A couple of years ago I stared at Intel's historical price
and performance numbers numbers until I started to hallucinate
and believe that I saw some patterns there. I did a few
calculations, some of which many of y'all might find
interesting. I put it up at

http://www.drzyzgula.org/aicpd.pdf

A couple of notes:

 * I pretty much just use an arbitrary 18-month Moore's
   Law doubling time without much comment. However, I had
   sufficient data to float this doubling rate and have the
   least squares pick it for each pricing level from $150
   to $800. When I did this, the doubling period was more
   like, IIRC, 15-17 months. Interestingly, although not
   surprisingly, the doubling period was shorter for less
   expensive processors. As a result, the model showed
   faster (in the SPECint sense) processors ultimately
   being less expensive than slower processors. To some
   extent, this makes some sense in that really expensive
   x86 processors tend to have larger caches which drive
   up the price without adding to CPU speed. This doubling
   skew was a hassle for the rest of the paper, however,
   so I fixed it a single value across all pricing levels.
   I tried a 16 month period, but it didn't change the result,
   so I went back to 18 months because the economists I
   was trying to reach were more familiar with the 18 month
   mythology.

 * I wrote this paper for internal use at my office.
   Although it's not sensitive or anything, I probably
   would have done a bit better job with references and
   such if I had planned on publishing it. A large portion
   of the data was collected by Micro Design Resources
   and/or the SPEC consortium. I supplemented this through
   other numbers I pulled off the web from things like
   the Chip Directory and Intel's press releases. This
   all should have been credited.

 * Internally, I had an appendix that contained all the
   numbers and the Octave program I used to do the
   calculations. This appendix isn't available because much
   of the data collection is copyrighted. However, if anyone
   is really interested in playing with it -- or especially
   updating it -- let me know and I'll see what I can do.

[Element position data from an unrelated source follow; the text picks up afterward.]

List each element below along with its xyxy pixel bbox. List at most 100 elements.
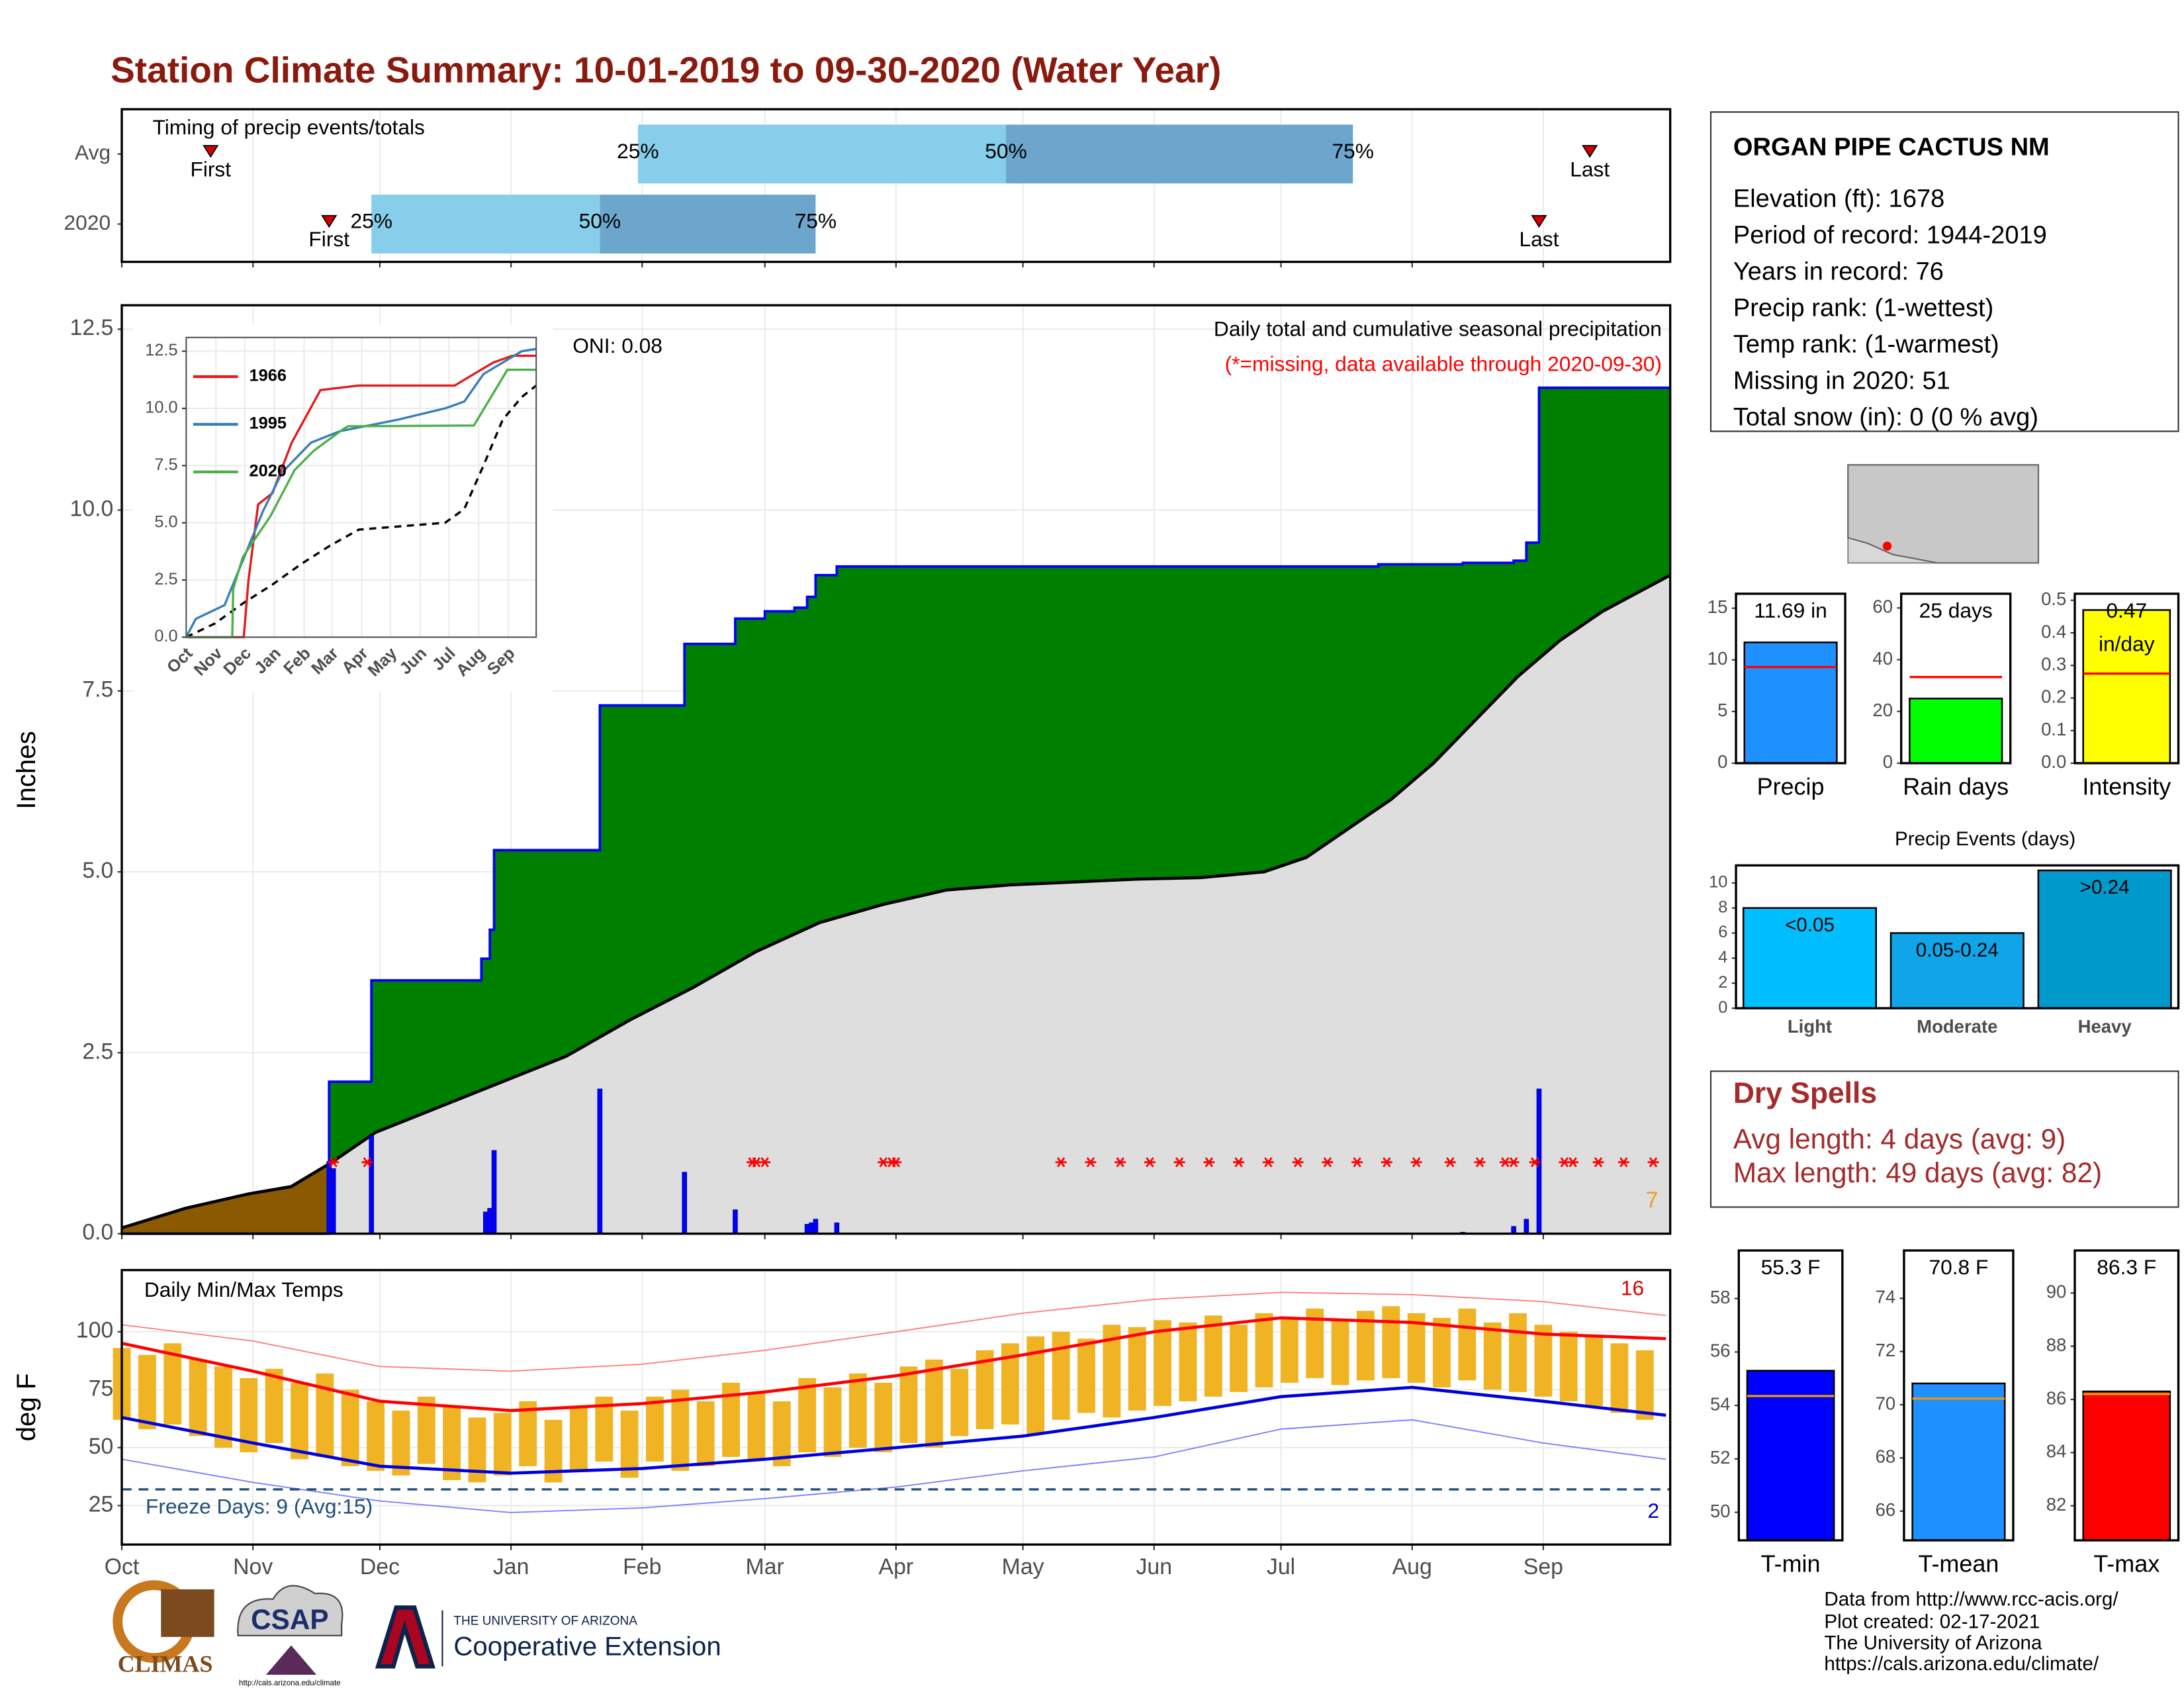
bin-label: 0.05-0.24 <box>1916 939 1999 961</box>
missing-marker <box>1617 1157 1629 1168</box>
y-tick-label: 90 <box>2046 1282 2067 1302</box>
quartile-label: 50% <box>579 209 621 233</box>
dry-spells-title: Dry Spells <box>1733 1077 1877 1109</box>
average-line <box>121 1316 1666 1413</box>
value-label: 86.3 F <box>2097 1255 2156 1279</box>
temp-range-bar <box>823 1387 842 1457</box>
x-tick-label: May <box>1002 1554 1044 1579</box>
missing-marker <box>328 1157 340 1168</box>
y-tick-label: 10 <box>1707 648 1728 669</box>
temp-range-bar <box>443 1405 461 1480</box>
y-tick-label: 0.4 <box>2041 621 2066 641</box>
temp-range-bar <box>1154 1320 1171 1406</box>
station-name: ORGAN PIPE CACTUS NM <box>1733 133 2050 161</box>
event-marker <box>1531 214 1547 228</box>
event-marker <box>1582 145 1598 158</box>
y-tick-label: 72 <box>1876 1340 1896 1360</box>
y-tick-label: 58 <box>1710 1287 1731 1307</box>
row-label: 2020 <box>64 211 111 234</box>
y-tick-label: 12.5 <box>145 341 177 359</box>
x-tick-label: Nov <box>233 1554 273 1579</box>
y-tick-label: 25 <box>89 1491 114 1517</box>
daily-bar <box>834 1222 840 1235</box>
temp-range-bar <box>569 1405 588 1471</box>
temp-range-bar <box>646 1396 664 1462</box>
y-tick-label: 75 <box>89 1376 114 1401</box>
quartile-label: 75% <box>795 209 837 233</box>
map-region <box>1847 464 2040 564</box>
temp-range-bar <box>214 1366 232 1448</box>
record-line <box>121 1291 1666 1372</box>
csap-url: http://cals.arizona.edu/climate <box>239 1679 341 1687</box>
y-tick-label: 0.0 <box>82 1220 113 1245</box>
oni-label: ONI: 0.08 <box>572 334 662 357</box>
series-line <box>186 354 537 639</box>
x-tick-label: Aug <box>1392 1554 1432 1579</box>
missing-marker <box>1567 1157 1579 1168</box>
panel-frame <box>1737 1249 1844 1542</box>
y-tick-label: 2 <box>1718 973 1727 992</box>
missing-marker <box>1592 1157 1604 1168</box>
y-tick-label: 0.2 <box>2041 686 2066 707</box>
average-area <box>122 575 1670 1234</box>
temp-range-bar <box>1204 1315 1222 1397</box>
y-tick-label: 86 <box>2046 1387 2067 1408</box>
station-line: Total snow (in): 0 (0 % avg) <box>1733 404 2038 432</box>
temp-range-bar <box>1077 1338 1095 1413</box>
station-line: Elevation (ft): 1678 <box>1733 185 1944 213</box>
y-tick-label: 60 <box>1872 596 1893 617</box>
y-tick-label: 0.3 <box>2041 653 2066 674</box>
temp-range-bar <box>1382 1306 1400 1378</box>
quartile-label: 25% <box>350 209 392 233</box>
temp-range-bar <box>1635 1350 1654 1420</box>
footer-line: Data from http://www.rcc-acis.org/ <box>1824 1589 2118 1611</box>
temp-range-bar <box>1433 1317 1451 1387</box>
missing-marker <box>1529 1157 1541 1168</box>
panel-frame <box>1903 1249 2015 1542</box>
temp-range-bar <box>950 1368 969 1436</box>
y-axis-label: Inches <box>11 731 41 809</box>
y-tick-label: 12.5 <box>70 315 114 340</box>
station-location <box>1882 541 1892 551</box>
bar <box>1911 1382 2006 1542</box>
bin-label: >0.24 <box>2080 876 2130 898</box>
csap-cloud <box>237 1585 343 1636</box>
temp-range-bar <box>925 1359 943 1448</box>
temp-range-bar <box>798 1378 817 1452</box>
y-tick-label: 7.5 <box>154 455 177 474</box>
timing-label: Timing of precip events/totals <box>153 115 425 139</box>
y-tick-label: 0.0 <box>2041 751 2066 772</box>
temp-range-bar <box>1483 1322 1502 1390</box>
y-tick-label: 70 <box>1876 1393 1896 1413</box>
daily-bar <box>1524 1219 1529 1235</box>
daily-bar <box>487 1207 492 1235</box>
freeze-note: Freeze Days: 9 (Avg:15) <box>146 1495 373 1519</box>
daily-bar <box>813 1219 819 1235</box>
panel-frame <box>120 1268 1672 1546</box>
y-tick-label: 5.0 <box>82 858 113 883</box>
missing-marker <box>1322 1157 1334 1168</box>
temp-range-bar <box>341 1389 359 1466</box>
category-label: Light <box>1788 1016 1832 1037</box>
x-tick-label: Oct <box>105 1554 140 1579</box>
ua-name: THE UNIVERSITY OF ARIZONA <box>453 1615 637 1628</box>
category-label: T-min <box>1761 1550 1821 1577</box>
record-high-count: 16 <box>1621 1276 1644 1300</box>
temp-range-bar <box>620 1410 639 1478</box>
x-tick-label: Sep <box>1524 1554 1563 1579</box>
temp-range-bar <box>1179 1322 1197 1401</box>
y-tick-label: 4 <box>1718 948 1727 966</box>
missing-marker <box>759 1157 771 1168</box>
bar <box>2037 869 2172 1009</box>
bar <box>2082 609 2171 765</box>
events-title: Precip Events (days) <box>1895 828 2075 850</box>
temp-range-bar <box>848 1373 867 1448</box>
quartile-label: 50% <box>985 139 1026 163</box>
temp-range-bar <box>1280 1317 1298 1383</box>
daily-bar <box>330 1168 336 1235</box>
y-tick-label: 54 <box>1710 1393 1731 1414</box>
daily-bar <box>482 1211 488 1235</box>
event-label: First <box>190 157 231 181</box>
x-tick-label: Feb <box>623 1554 661 1579</box>
event-label: First <box>308 227 349 251</box>
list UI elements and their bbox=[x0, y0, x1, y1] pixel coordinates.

 * I'm not a statistician. This isn't my area of expertise,
   so there could be some egregious errors. I had some
   real statisticians read it, though, and they didn't
   barf or anything. Still, if anyone spots anything
   suspicious feel free to let me know.

--Bob

On Wed, Mar 27, 2002 at 05:20:54PM -0500, Robert G. Brown wrote:
>
> > I would think a cost reduction by 2-5x maximum
> > in 2006.
>
> More practically, microprocessor manufacturers and other tech component
> manufacturers don't generally focus on reducing consumer costs, they
> focus on increasing speed (and other overall performance measures) at
> constant consumer cost and relatively high margins. They can do this
> because tech profit margins depend to a significant extent on demand in
> a fairly inelastic market with very limited competition.